Bon, maintenant que j'ai bien cassé le bonhomme, il me faut admettre que quelques poèmes échappent à cette ambiance morose. Non seulement, ils échappent mais ils sont aussi des hymnes à la beauté, à la nature et à la vie. Je pense au 'voyage' (pour l'enfant amoureux de cartes et d'estampes...) mais surtout aux correspondances, sonnet où le poète tente de déchiffrer des analogies entre l'homme et la nature. Ce poème a un sens profond mais est également de toute beauté.

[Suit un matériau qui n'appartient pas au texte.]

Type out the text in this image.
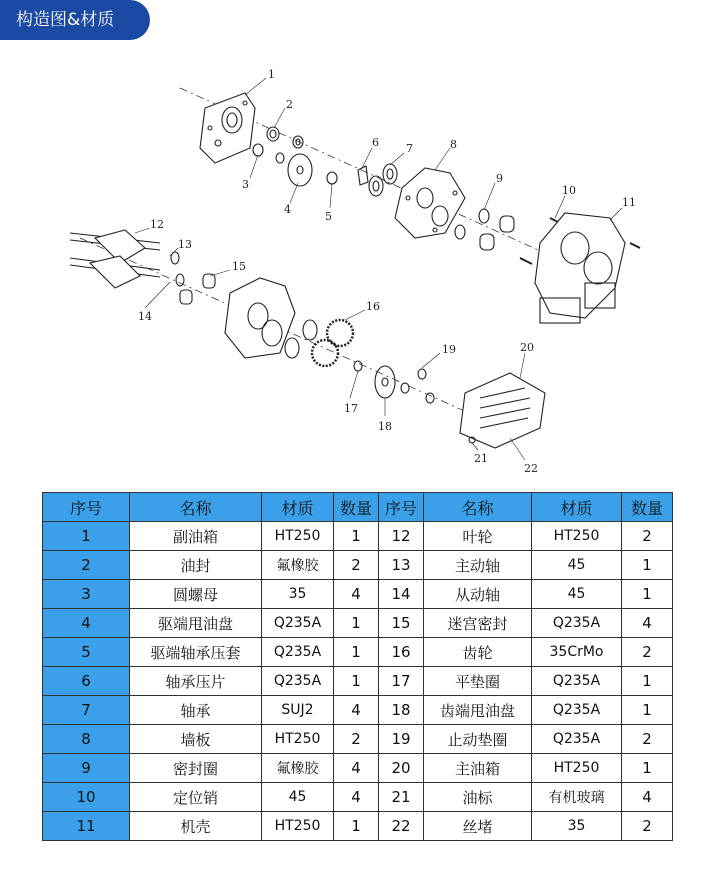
构造图&材质
1
2
3
4
5
6 7	8
9
10
11
12
13
14
15
16
17
18
19	20
21
22
序号	名称	材质	数量	序号	名称	材质	数量
1	副油箱	HT250	1	12	叶轮	HT250	2
2	油封	氟橡胶	2	13	主动轴	45	1
3	圆螺母	35	4	14	从动轴	45	1
4	驱端甩油盘	Q235A	1	15	迷宫密封	Q235A	4
5	驱端轴承压套	Q235A	1	16	齿轮	35CrMo	2
6	轴承压片	Q235A	1	17	平垫圈	Q235A	1
7	轴承	SUJ2	4	18	齿端甩油盘	Q235A	1
8	墙板	HT250	2	19	止动垫圈	Q235A	2
9	密封圈	氟橡胶	4	20	主油箱	HT250	1
10	定位销	45	4	21	油标	有机玻璃	4
11	机壳	HT250	1	22	丝堵	35	2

J'aurais pourtant une raison de le détester attendu que je l'ai étudié en classe de première de fond en comble, par tous ses bords et ses rebords.

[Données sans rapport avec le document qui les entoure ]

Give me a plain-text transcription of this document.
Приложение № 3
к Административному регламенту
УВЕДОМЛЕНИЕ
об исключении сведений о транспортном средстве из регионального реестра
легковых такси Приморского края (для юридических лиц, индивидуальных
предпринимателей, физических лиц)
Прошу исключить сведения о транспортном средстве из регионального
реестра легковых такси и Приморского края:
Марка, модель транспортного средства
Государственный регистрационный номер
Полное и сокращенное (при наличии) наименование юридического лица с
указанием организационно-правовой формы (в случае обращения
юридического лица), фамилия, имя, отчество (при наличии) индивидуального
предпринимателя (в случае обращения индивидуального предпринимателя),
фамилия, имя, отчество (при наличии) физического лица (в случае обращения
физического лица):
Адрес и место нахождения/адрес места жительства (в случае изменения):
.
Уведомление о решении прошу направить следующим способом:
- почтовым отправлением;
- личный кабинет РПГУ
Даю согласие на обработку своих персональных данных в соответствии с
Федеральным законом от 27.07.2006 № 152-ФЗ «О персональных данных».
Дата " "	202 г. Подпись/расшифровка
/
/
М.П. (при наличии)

Mais globalement quand même, je trouve que Baudelaire est largement surestimé. (Par les gens de lettres et par l'éducation nationale).
Voici les correspondances :
La Nature est un temple où de vivants piliers
Laissent parfois sortir de confuses paroles;
L'homme y passe à travers des forêts de symboles
Qui l'observent avec des regards familiers.

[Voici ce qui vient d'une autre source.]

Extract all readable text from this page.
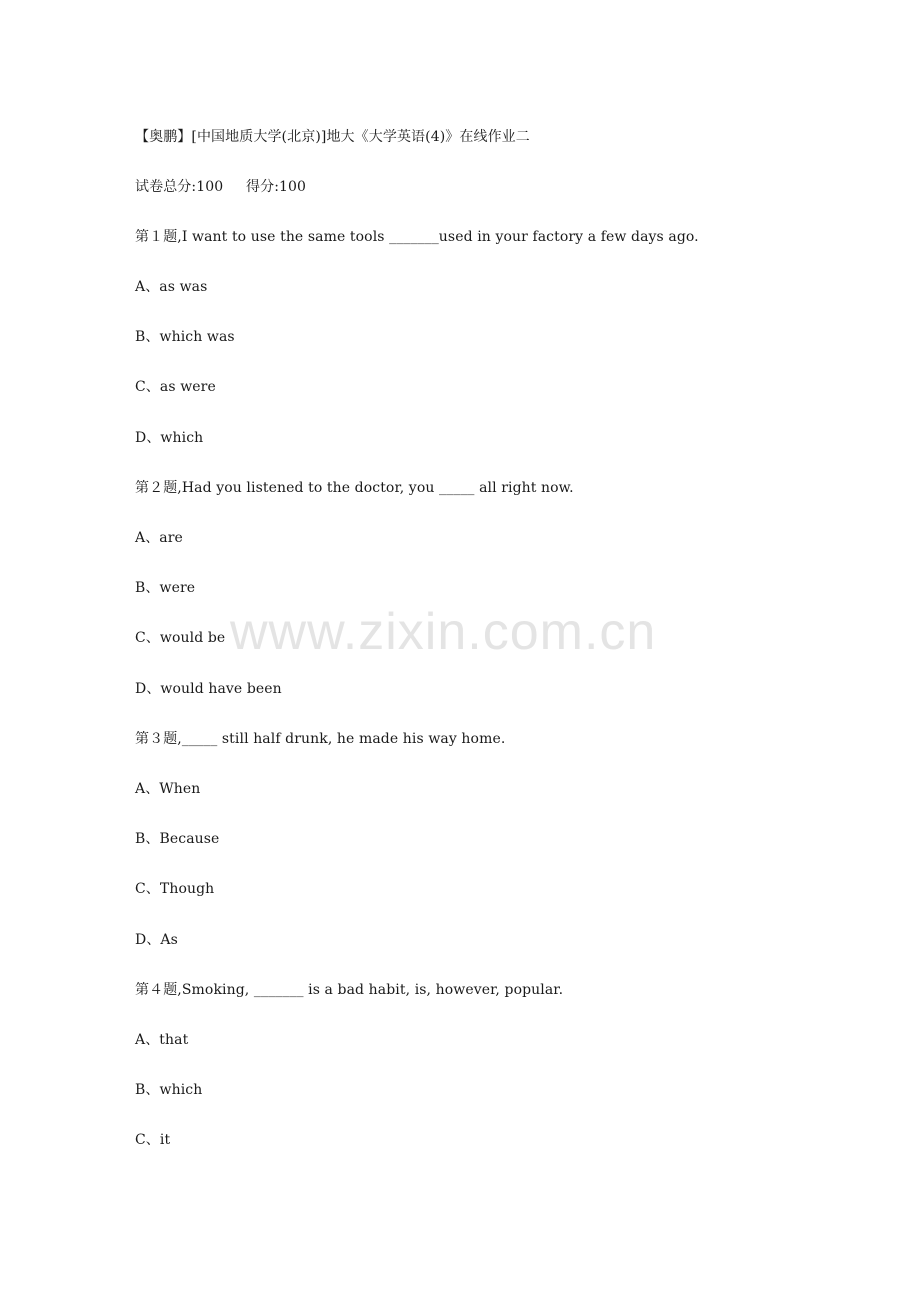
www.zixin.com.cn
【奥鹏】[中国地质大学(北京)]地大《大学英语(4)》在线作业二
试卷总分:100     得分:100
第１题,I want to use the same tools _______used in your factory a few days ago.
A、as was
B、which was
C、as were
D、which
第２题,Had you listened to the doctor, you _____ all right now.
A、are
B、were
C、would be
D、would have been
第３题,_____ still half drunk, he made his way home.
A、When
B、Because
C、Though
D、As
第４题,Smoking, _______ is a bad habit, is, however, popular.
A、that
B、which
C、it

Comme de longs échos qui de loin se confondent
Dans une ténébreuse et profonde unité,
Vaste comme la nuit et comme la clarté,
Les parfums, les couleurs et les sons se répondent.
II est des parfums frais comme des chairs d'enfants,
Doux comme les hautbois, verts comme les prairies,
- Et d'autres, corrompus, riches et triomphants,
Ayant l'expansion des choses infinies,
Comme l'ambre, le musc, le benjoin et l'encens,
Qui chantent les transports de l'esprit et des sens.
Commentaires
A chaque moment son poète...Moi je trouve que Baudelaire est un rockeur de la bonne espèce, s'il chantait il triturerait les paroles et les gutturaliserait comme Nick Cave...Baudelaire c'est la haine et non l'ennui, c'est la beauté qui sauve, c'est un écrin rempli de lourds bijoux qu'on fait glisser entre ses doigts...C'est la beauté dans des petites choses dérisoires, comme dans mon préféré des fleurs du mal, A une mendiante rousse:
Blanche fille aux cheveux roux,
Dont la robe par ses trous
Laisse voir la pauvreté
Et la beauté,
Pour moi, poète chétif,
Ton jeune corps maladif,
Plein de taches de rousseur,
A sa douceur.
Tu portes plus galamment
Qu'une reine de roman
Ses cothurnes de velours
Tes sabots lourds.
etc...
Et puis c'est sûr que c'est un peu classique, mais avec cette nonchalance qui résonne en trouvaille, imagée, complète :
Je veux bâtir pour toi, Madone, ma maîtresse,
Un autel souterrain au fond de ma détresse,
Et creuser dans le coin le plus noir de mon coeur,
Loin du désir mondain et du regard moqueur,
Une niche, d'azur et d'or tout émaillée,
Où tu te dresseras, Statue émerveillée.
Avec mes Vers polis, treillis d'un pur métal
Savamment constellé de rimes de cristal
Je ferai pour ta tête une énorme Couronne;
Et dans ma Jalousie, ô mortelle Madone
Je saurai te tailler un Manteau, de façon
Barbare, roide et lourd, et doublé de soupçon,
Qui, comme une guérite, enfermera tes charmes,
Non de Perles brodé, mais de toutes mes Larmes!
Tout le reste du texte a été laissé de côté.